How do you know if the pair \[4/3\] and \[16/12\] form a proportion?

Answer 1

Hint: We use the concept of proportion which means that two ratios are equal. We write the first ratio given to us and try to form the second ratio using the first ratio. Multiply the first ratio with such a number that gives the second ratio.
* Proportion is defined as two ratios being equal. If \[\dfrac{a}{b} = \dfrac{c}{d}\], then we can say the two ratios are in proportion.

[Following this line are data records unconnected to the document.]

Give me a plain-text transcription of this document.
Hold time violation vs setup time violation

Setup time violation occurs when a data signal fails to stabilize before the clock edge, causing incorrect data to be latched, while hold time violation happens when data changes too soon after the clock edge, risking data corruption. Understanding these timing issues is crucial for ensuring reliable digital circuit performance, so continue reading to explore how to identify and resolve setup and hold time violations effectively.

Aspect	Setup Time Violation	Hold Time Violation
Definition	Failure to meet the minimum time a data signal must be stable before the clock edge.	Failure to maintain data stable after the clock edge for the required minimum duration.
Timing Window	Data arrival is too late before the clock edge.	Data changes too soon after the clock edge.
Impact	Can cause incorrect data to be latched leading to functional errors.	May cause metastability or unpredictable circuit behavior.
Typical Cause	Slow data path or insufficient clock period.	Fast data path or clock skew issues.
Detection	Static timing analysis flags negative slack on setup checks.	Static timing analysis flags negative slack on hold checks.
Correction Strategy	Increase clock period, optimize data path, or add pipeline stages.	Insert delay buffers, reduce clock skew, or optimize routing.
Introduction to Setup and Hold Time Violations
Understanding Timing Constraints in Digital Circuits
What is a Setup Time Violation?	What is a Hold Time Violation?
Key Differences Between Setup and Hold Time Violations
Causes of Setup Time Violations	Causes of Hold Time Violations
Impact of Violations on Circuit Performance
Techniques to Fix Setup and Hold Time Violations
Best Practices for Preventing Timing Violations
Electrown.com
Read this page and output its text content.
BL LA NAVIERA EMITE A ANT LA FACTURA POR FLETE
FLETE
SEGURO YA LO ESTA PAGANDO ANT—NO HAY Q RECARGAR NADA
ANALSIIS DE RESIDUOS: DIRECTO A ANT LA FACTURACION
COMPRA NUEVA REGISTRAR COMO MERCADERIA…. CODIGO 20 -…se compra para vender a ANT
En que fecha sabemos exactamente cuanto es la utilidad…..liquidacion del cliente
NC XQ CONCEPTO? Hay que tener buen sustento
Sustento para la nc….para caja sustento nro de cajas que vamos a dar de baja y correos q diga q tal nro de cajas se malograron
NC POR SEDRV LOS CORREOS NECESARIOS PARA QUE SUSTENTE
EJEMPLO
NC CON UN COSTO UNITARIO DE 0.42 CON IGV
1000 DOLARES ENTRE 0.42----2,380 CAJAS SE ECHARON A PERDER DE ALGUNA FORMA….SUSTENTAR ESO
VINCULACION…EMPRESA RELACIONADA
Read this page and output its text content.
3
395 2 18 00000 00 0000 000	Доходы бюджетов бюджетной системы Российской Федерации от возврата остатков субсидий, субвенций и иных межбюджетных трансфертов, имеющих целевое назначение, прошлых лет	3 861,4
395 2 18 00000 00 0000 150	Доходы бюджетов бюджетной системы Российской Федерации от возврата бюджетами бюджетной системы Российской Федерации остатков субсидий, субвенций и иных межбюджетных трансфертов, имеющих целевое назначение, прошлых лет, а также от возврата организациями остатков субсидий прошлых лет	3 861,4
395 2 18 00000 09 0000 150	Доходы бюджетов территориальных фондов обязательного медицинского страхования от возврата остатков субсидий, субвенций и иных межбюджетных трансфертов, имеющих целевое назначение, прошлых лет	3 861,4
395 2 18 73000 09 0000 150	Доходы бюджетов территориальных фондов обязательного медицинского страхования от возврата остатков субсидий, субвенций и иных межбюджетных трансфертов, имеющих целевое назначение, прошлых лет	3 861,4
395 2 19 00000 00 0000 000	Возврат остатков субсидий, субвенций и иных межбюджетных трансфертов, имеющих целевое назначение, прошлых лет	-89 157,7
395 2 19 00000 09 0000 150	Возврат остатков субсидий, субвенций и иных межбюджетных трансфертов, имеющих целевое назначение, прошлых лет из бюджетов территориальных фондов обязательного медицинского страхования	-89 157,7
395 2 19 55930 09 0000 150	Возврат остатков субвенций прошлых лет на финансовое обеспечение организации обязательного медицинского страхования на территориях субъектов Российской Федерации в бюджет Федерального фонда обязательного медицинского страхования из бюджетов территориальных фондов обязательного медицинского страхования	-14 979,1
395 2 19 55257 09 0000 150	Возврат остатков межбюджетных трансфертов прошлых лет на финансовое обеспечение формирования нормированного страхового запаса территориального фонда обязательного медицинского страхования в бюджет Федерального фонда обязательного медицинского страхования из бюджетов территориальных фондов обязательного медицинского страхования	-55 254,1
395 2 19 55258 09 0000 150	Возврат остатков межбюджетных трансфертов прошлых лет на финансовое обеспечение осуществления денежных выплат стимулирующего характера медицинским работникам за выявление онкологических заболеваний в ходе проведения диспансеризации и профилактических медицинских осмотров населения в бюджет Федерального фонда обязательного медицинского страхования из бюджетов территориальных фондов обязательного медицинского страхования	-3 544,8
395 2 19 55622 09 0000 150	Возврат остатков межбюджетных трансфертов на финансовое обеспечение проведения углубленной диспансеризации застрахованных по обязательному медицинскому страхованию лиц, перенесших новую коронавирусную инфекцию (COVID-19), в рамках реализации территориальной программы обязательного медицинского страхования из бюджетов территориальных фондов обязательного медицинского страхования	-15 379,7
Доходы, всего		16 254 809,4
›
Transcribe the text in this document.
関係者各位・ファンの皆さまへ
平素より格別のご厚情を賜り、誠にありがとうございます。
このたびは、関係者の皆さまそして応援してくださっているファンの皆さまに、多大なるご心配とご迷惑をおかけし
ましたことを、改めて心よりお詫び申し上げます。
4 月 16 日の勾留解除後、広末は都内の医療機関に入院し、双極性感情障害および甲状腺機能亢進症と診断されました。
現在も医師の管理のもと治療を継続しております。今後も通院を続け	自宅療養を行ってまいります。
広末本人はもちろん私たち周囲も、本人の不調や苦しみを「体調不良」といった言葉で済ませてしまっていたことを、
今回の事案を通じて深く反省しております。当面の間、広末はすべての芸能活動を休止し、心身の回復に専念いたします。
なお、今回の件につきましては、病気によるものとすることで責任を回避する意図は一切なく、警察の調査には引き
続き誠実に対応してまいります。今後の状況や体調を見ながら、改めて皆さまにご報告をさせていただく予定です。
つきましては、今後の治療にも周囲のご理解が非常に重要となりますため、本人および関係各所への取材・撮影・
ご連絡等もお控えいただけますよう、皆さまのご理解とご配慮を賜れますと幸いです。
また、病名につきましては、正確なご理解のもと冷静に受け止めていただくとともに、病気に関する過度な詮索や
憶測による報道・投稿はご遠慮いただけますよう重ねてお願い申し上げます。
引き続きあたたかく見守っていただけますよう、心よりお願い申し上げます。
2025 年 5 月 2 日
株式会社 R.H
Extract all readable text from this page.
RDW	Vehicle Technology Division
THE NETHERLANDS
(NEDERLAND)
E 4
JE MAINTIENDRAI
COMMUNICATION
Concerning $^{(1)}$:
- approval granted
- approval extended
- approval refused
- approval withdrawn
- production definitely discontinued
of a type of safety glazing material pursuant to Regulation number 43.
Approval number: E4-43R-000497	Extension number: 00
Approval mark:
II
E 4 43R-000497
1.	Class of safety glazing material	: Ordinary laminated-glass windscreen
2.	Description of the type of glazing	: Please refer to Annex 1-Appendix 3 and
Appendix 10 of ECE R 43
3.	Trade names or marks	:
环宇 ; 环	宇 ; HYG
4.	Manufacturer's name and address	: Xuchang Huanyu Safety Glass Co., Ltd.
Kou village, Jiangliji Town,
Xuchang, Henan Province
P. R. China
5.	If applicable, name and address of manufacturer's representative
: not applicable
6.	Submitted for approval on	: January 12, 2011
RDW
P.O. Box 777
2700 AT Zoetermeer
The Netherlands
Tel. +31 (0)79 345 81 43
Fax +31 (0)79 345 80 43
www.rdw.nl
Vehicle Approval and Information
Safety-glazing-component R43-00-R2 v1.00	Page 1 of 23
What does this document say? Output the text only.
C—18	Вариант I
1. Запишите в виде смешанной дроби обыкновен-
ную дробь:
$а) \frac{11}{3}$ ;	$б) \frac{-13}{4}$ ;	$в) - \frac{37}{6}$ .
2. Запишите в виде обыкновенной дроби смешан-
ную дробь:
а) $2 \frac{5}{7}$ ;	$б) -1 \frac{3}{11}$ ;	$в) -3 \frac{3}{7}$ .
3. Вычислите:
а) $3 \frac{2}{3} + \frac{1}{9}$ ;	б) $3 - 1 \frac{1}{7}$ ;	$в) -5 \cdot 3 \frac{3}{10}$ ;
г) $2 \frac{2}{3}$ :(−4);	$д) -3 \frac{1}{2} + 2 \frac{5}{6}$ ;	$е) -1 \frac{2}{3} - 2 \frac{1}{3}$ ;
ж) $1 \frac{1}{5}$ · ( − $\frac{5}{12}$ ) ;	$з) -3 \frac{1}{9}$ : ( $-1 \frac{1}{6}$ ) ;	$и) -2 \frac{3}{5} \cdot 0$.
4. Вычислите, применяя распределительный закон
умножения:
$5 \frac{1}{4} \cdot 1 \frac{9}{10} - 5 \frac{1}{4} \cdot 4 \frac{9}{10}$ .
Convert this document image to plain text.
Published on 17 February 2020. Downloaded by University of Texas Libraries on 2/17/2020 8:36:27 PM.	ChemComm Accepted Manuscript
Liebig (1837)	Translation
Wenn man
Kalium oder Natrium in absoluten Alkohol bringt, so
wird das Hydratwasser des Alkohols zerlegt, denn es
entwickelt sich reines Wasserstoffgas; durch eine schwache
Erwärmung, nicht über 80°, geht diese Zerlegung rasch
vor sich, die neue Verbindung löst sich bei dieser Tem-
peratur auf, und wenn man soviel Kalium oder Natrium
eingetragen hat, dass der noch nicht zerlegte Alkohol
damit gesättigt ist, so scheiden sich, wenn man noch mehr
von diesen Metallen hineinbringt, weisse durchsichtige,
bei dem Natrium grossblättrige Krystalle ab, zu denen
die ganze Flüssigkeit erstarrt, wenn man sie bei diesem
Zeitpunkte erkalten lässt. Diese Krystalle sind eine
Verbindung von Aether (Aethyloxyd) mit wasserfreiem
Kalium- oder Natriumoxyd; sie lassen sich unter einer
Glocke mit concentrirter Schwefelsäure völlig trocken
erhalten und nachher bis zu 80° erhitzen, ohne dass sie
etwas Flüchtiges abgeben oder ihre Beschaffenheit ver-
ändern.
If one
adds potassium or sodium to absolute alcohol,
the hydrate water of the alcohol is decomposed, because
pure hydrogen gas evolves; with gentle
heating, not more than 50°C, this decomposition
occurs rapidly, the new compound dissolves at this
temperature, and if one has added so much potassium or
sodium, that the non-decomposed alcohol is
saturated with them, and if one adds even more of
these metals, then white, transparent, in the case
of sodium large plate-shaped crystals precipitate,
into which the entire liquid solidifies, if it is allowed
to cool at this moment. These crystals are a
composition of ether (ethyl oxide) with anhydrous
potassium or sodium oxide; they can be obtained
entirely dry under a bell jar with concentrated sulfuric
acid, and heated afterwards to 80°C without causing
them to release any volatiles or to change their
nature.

Complete step-by-step solution:
We are given two ratios \[4/3\] and \[16/12\]
We first write the two ratios properly in fraction form.
First ratio is \[\dfrac{4}{3}\]..............… (1)
Second ratio is \[\dfrac{{16}}{{12}}\]...............… (2)
We see that the numerator of second ratio is a multiple of numerator of first ratio i.e. \[16 = 4 \times 4\]
Similarly, denominator of second ratio is a multiple of denominator of first ratio i.e. \[12 = 4 \times 3\]
We multiply the first ratio by 4 in both numerator and denominator, such that it transforms into the second ratio.
Since we know that when we multiply a fraction by same number in the numerator and in the denominator, the value of the fraction remains the same; so we multiply equation (1) by 4 in both numerator and denominator
\[ \Rightarrow \dfrac{4}{3} = \dfrac{4}{3} \times \dfrac{4}{4}\]
Multiply numerator by numerator and denominator by denominator in right hand side of the equation
\[ \Rightarrow \dfrac{4}{3} = \dfrac{{16}}{{12}}\]
We see that the right hand side is the ratio in equation (2)
So, we get the two ratios as equal.

\[\therefore \]The pair \[4/3\] and \[16/12\] form a proportion.

Note: Alternate method:
We can write the second ratio in simpler form by cancelling common factors between numerator and denominator.
First ratio is \[\dfrac{4}{3}\]............… (1)
Second ratio is \[\dfrac{{16}}{{12}}\].............… (2)
We see that the numerator of second ratio is a multiple of numerator of first ratio i.e. \[16 = 4 \times 4\]
Similarly, denominator of second ratio is a multiple of denominator of first ratio i.e. \[12 = 4 \times 3\]
Substitute the values of 12 and 16 in equation (2)
\[ \Rightarrow \dfrac{{16}}{{12}} = \dfrac{{4 \times 4}}{{4 \times 3}}\]
Cancel same factor from both numerator and denominator i.e. 4
\[ \Rightarrow \dfrac{{16}}{{12}} = \dfrac{4}{3}\]
So, we get the two ratios as equal.
\[\therefore \]The pair \[4/3\] and \[16/12\] form a proportion.